Computer science falls into a strange territory that Windelband wasn’t thinking about. Algorithms aren’t things in the natural world, but they’re also not purely authored by humans, as they have natural mathematical limits. Computer science seems to strive for timeless study of algorithms, which is very nomothetic. But implementations are highly contextual and ephemeral, depending on specific computer hardware, software versions and source code which may never exist exactly the same way again, which is key to idiographic inquiry.
Machine learning, as a field, has historically been focused on developing mathematical models and algorithms to fit those models to data. Machine learning research historically had more to do with mathematical guarantees about this process: finding new models which are better suited to specific application domains, showing that these models will actually find the optimal solutions that they are supposed to find and developing new training strategies to make this process faster, more reliable or more robust to different kinds of data noise.
Since their emergence in the 2010s, deep neural networks have taken the ML world by storm. These models have none of those guarantees. We only study them because of the empirical evidence that “they work better than anything else.” Deep learning researchers have found a wide variety of principles, as well as tricks and hacks, to get this process to work for all sorts of different data types and gotten it to scale to much larger models and datasets.
Really recent stuff like ChatGPT is the culmination of this work: a model which has fit such a complicated function to such a large dataset, that its predictions read just like human writing, if a little bland.
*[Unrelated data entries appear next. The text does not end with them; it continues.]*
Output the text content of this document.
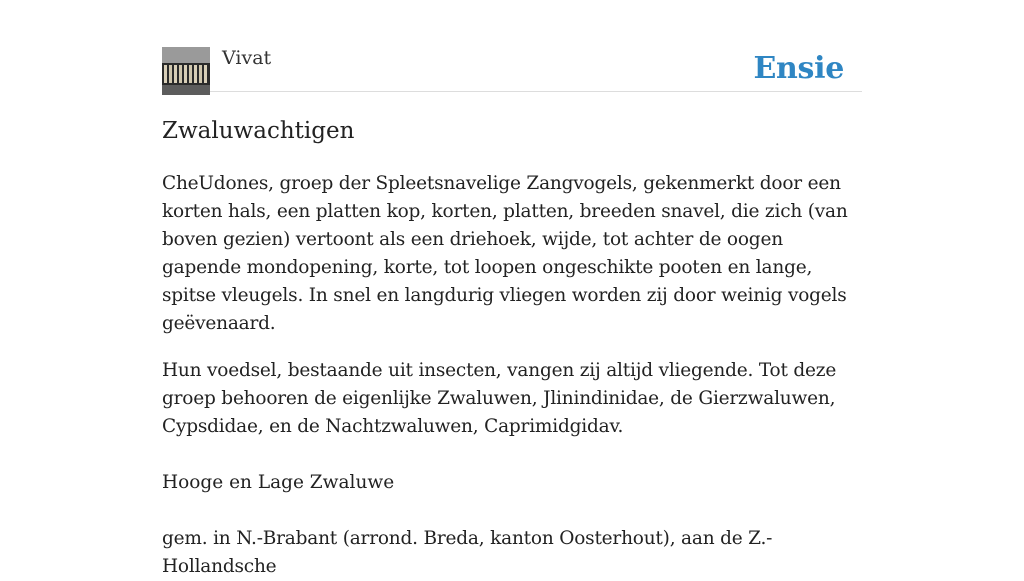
Vivat	Ensie
Zwaluwachtigen

CheUdones, groep der Spleetsnavelige Zangvogels, gekenmerkt door een korten hals, een platten kop, korten, platten, breeden snavel, die zich (van boven gezien) vertoont als een driehoek, wijde, tot achter de oogen gapende mondopening, korte, tot loopen ongeschikte pooten en lange, spitse vleugels. In snel en langdurig vliegen worden zij door weinig vogels geëvenaard.

Hun voedsel, bestaande uit insecten, vangen zij altijd vliegende. Tot deze groep behooren de eigenlijke Zwaluwen, Jlinindinidae, de Gierzwaluwen, Cypsdidae, en de Nachtzwaluwen, Caprimidgidav.

Hooge en Lage Zwaluwe

gem. in N.-Brabant (arrond. Breda, kanton Oosterhout), aan de Z.-Hollandsche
The problem is, these models and datasets are too large for many academics to work with, and hidden from the research community by OpenAI (and their competitors) for business reasons.
So many academics who used to study deep learning are now studying individual deep models and their properties, which (at least in the case of ChatGPT) are not even released to the public. Since these models often undergo undocumented changes, it becomes difficult to do nomothetic science on them, unless you’re literally working at OpenAI or have a similar scale of engineering resources to develop your own versions of these models.
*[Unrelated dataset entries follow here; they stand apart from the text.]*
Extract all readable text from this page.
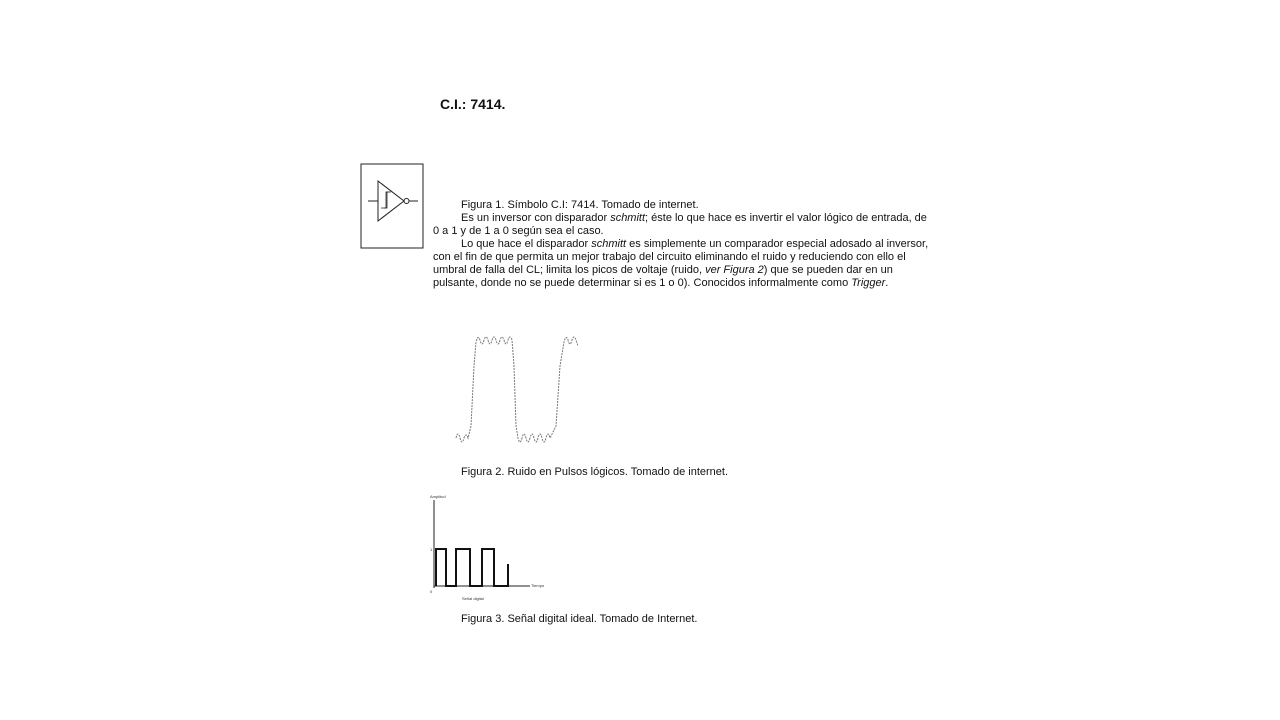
C.I.: 7414.

Figura 1. Símbolo C.I: 7414. Tomado de internet.

Es un inversor con disparador schmitt; éste lo que hace es invertir el valor lógico de entrada, de 0 a 1 y de 1 a 0 según sea el caso.

Lo que hace el disparador schmitt es simplemente un comparador especial adosado al inversor, con el fin de que permita un mejor trabajo del circuito eliminando el ruido y reduciendo con ello el umbral de falla del CL; limita los picos de voltaje (ruido, ver Figura 2) que se pueden dar en un pulsante, donde no se puede determinar si es 1 o 0). Conocidos informalmente como Trigger.

Figura 2. Ruido en Pulsos lógicos. Tomado de internet.
Amplitud
Tiempo
1
0
Señal digital
Figura 3. Señal digital ideal. Tomado de Internet.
Instead, this research really has more in common with idiographic disciplines, and we may want to take a step back and think about our research methods, and the sorts of claims that we can reliably make based on these experiments.
To do more idiographic research seriously, we need what digital humanists call a digital edition of ChatGPT, a stable version in a digital format designed for scholars. A digital edition of a language model should have the full training data, model weights and specific activations for each forward pass visible to researchers, so that individual interactions can be closely examined and explained. Even if such an edition has to come with limitations to preserve OpenAI’s business interests, it is really invaluable for idiographic research to have a stable finite text, which was published at a specific point in time to work with, and I think we should be advocating for developers to release these sorts of published versions.